Some experts see a need for an overarching body that would look over the shoulders of intelligence officers from the alphabet soup of agencies in the federal spy game.

It's an idea that received serious scrutiny at the commission of inquiry into Arar's case led by Justice Dennis O'Connor.

In a September report, the Ontario judge concluded faulty information the Mounties passed to the United States very likely led to Arar's deportation to Syria, where he was jailed and tortured as a mistaken terrorism suspect.

In a second report, to be issued Tuesday, O'Connor will recommend a model for improved monitoring of the national police force's intelligence activities.

"We do need an oversight capacity of some kind that we don't have now," Public Safety Minister Stockwell Day acknowledged Thursday at a Commons committee.

But what would it look like?

Wade Deisman, a criminologist at the University of Ottawa, says two things are needed:

-A retooling of existing watchdogs over the RCMP and the Canadian Security Intelligence Service, the domestic spy agency.

-An umbrella oversight body with broader scope to monitor not only the Mounties and CSIS, but other federal outfits with intelligence arms, such as the Canada Border Services Agency.

"I think it's got to factor in all the institutions that constitute the security intelligence matrix now," Deisman said.

Janet Dench, executive director of the Canadian Council for Refugees, also said there's a need for a watchdog capable of monitoring "the range of forces" with a hand in the intelligence sector.

Dench said newcomers seeking permanent residence in Canada often have trouble even knowing which agency to complain about when their cases go astray because of security questions.

Such cases often involve CSIS as well as immigration and border services officials, she noted. "They are very expert at passing the ball from one to the other when it suits them."

The commission of inquiry has looked at several options, such as expanding the powers of the existing Commission for Public Complaints Against the RCMP, handing review duties to another agency, and creating a complementary, broad-based oversight body.

The former Liberal government announced in December 2003 it would set up an independent "review mechanism" to monitor the RCMP's intelligence branches amid growing reservations about the behind-the-scenes role the Mounties play in the fight against terrorism.

For most of the last century, the RCMP had broad responsibilities for security and intelligence as well as policing. But scandals and civil rights breaches - including opening mail and burning down a barn - led to the disbanding of the RCMP Security Service.

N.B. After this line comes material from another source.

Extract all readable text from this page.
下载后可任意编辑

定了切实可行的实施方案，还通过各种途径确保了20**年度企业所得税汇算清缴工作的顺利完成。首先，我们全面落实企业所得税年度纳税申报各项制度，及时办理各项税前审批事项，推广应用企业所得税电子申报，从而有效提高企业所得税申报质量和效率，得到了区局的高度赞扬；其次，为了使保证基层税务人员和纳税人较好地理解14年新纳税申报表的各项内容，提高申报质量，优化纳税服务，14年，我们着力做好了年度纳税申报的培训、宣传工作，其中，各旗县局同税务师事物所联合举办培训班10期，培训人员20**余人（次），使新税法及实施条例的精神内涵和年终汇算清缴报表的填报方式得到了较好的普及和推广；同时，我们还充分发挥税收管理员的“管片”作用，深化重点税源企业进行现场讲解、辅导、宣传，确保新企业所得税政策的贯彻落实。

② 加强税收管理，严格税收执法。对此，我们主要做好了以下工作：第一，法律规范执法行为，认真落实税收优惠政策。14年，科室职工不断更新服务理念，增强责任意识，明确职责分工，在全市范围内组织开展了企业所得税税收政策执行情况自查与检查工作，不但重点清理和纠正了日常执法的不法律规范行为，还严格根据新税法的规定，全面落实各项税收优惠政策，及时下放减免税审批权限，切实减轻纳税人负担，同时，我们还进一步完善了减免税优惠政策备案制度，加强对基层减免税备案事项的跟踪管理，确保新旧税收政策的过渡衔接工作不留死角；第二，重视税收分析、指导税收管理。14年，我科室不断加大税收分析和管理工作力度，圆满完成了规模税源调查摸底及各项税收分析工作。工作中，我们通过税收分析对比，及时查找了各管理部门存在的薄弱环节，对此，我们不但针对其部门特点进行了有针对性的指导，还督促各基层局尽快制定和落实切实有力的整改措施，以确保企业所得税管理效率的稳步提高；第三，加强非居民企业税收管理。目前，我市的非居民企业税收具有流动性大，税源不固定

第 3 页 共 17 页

In 1984, many of the RCMP's security functions were handed to the newly created Canadian Security Intelligence Service.

At the same time, the government formed a watchdog over CSIS, the Security Intelligence Review Committee or SIRC, with special powers to audit the spy service and receive regular reports on its activities.

O'Connor may recommend changes to modernize those watchdogs.

The federal government has also been mulling creation of a more robust parliamentary committee to review national security matters.

It could invest member MPs with the power to view classified documents to aid their work.

Deisman, however, is wary of leaving oversight entirely to partisan actors, noting U.S. congressional committees can tend to divide along political lines.

"In the Canadian context where we have more parties, it's possible that that's a viable model. But it's still, I think, susceptible to some sort of politicization."